Zoals ik ook in mijn brief in reactie op het verzoek van uw Kamer d.d. 15 april jl. (2025Z07540) heb aangegeven heeft de Raad voor de Kinderbescherming (RvdK) op eigen initiatief het Verwey-Jonker Instituut de opdracht gegeven om de aanwezigheid en impact van discriminatie en vooroordelen binnen zijn organisatie te onderzoeken. Ik waardeer het zeer dat de RvdK aandacht heeft voor dit belangrijke onderwerp.
Uit het onderzoek blijkt na een analyse van de geregistreerde gegevens van de RvdK over de jaren 2018–2023 dat het aandeel jeugdstrafzaken waarin de RvdK aan het Openbaar Ministerie adviseert om geen verdere straf op te leggen aan een jeugdige (advies sepot) iets hoger is voor jongeren met een Nederlandse achtergrond dan voor jongeren met een migratieachtergrond (d.w.z. Europa, buiten Europa en klassieke migratielanden zoals Suriname, Antillen, Turkije en Marokko), maar dat het verschil niet (statistisch) significant is. Dat is het wel als jongeren met een Nederlandse achtergrond vergeleken worden met jongeren uit alleen de klassieke migratielanden. Dan zijn de percentages waarin sepot geadviseerd wordt respectievelijk 5% versus 2%.
De RvdK heeft de wettelijke taak (artikel 77s lid 2 Sr) om aan het Openbaar Ministerie (OM) of de rechter een advies uit te brengen over een – vanuit pedagogisch oogpunt passende – straf of maatregel. Hoewel de RvdK niet adviseert over de vervolging, kan hij in het kader van zijn onderzoek ook een (on)voorwaardelijk beleidssepot adviseren. Dat kan de RvdK doen als uit het onderzoek blijkt dat een strafrechtelijke afdoening geen pedagogische meerwaarde heeft. Er wordt dan overlegd met het OM.

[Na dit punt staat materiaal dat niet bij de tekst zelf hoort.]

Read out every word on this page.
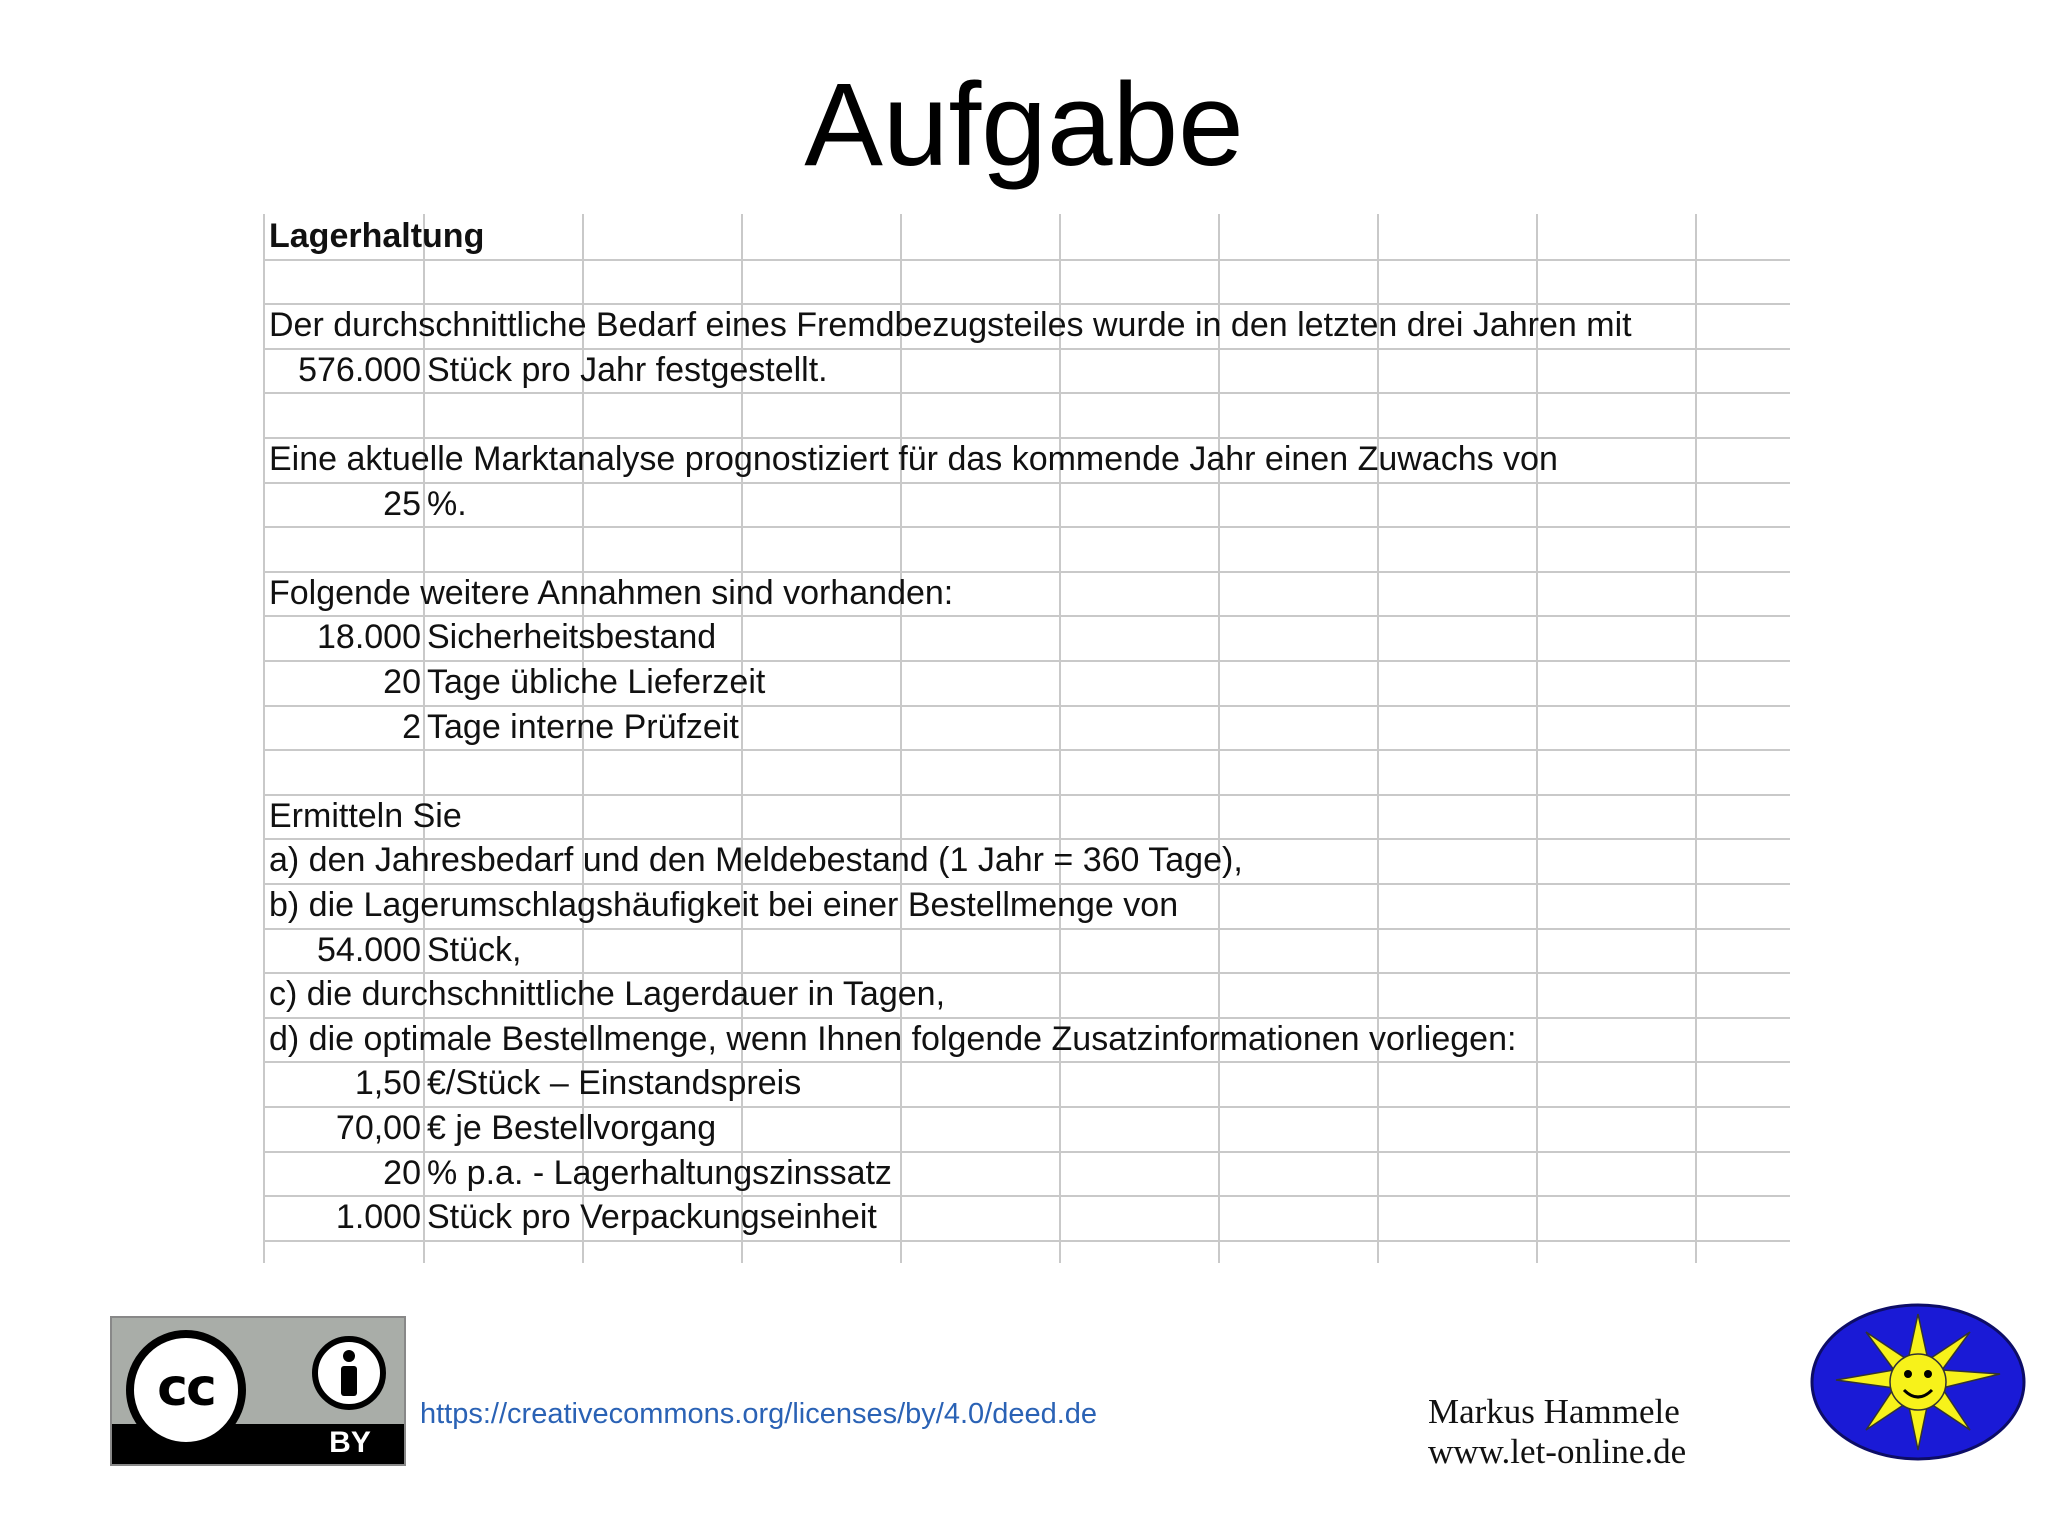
Aufgabe
Lagerhaltung
Der durchschnittliche Bedarf eines Fremdbezugsteiles wurde in den letzten drei Jahren mit
576.000 Stück pro Jahr festgestellt.
Eine aktuelle Marktanalyse prognostiziert für das kommende Jahr einen Zuwachs von
25 %.
Folgende weitere Annahmen sind vorhanden:
18.000 Sicherheitsbestand
20 Tage übliche Lieferzeit
2 Tage interne Prüfzeit
Ermitteln Sie
a) den Jahresbedarf und den Meldebestand (1 Jahr = 360 Tage),
b) die Lagerumschlagshäufigkeit bei einer Bestellmenge von
54.000 Stück,
c) die durchschnittliche Lagerdauer in Tagen,
d) die optimale Bestellmenge, wenn Ihnen folgende Zusatzinformationen vorliegen:
1,50 €/Stück – Einstandspreis
70,00 € je Bestellvorgang
20 % p.a. - Lagerhaltungszinssatz
1.000 Stück pro Verpackungseinheit
cc
BY
https://creativecommons.org/licenses/by/4.0/deed.de	Markus Hammele
www.let-online.de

Het advies sepot wordt door de RvdK in gemiddeld 3 tot 5% van de jeugdstrafonderzoeken gegeven. Voor deze groep blijkt uit het onderzoek van het Verwey-Jonker Instituut dat sprake is van een verschil tussen Nederlandse jongeren en jongeren met een migratieachtergrond. Het onderzoek biedt echter geen inzicht in de mogelijke oorzaak van dit verschil en/of deze ongelijke behandeling hierbij een rol speelt. Zaken waarin jongeren worden verdacht van het plegen van een delict kunnen van elkaar verschillen in de aard en ernst van het delict, of er eerder strafbare feiten zijn gepleegd (recidive) en in persoonlijke omstandigheden. Wanneer deze factoren verschillen tussen jongeren, kan de strafrechtelijke aanpak en de advisering daarbij ook verschillend zijn. Dat betekent dan ook dat het nader vaststellen of er sprake kan zijn van ongelijke behandeling complex is, omdat het afhankelijk is van de situatie en de zaak, en daarom een verdiepende analyse vraagt.
Deelt u de mening dat (minderjarige) verdachten gelijk behandeld moeten worden en dat het wel of niet hebben van een migratieachtergrond geen rol zou mogen spelen in het verdere verloop van het strafproces? Waarom wel of niet?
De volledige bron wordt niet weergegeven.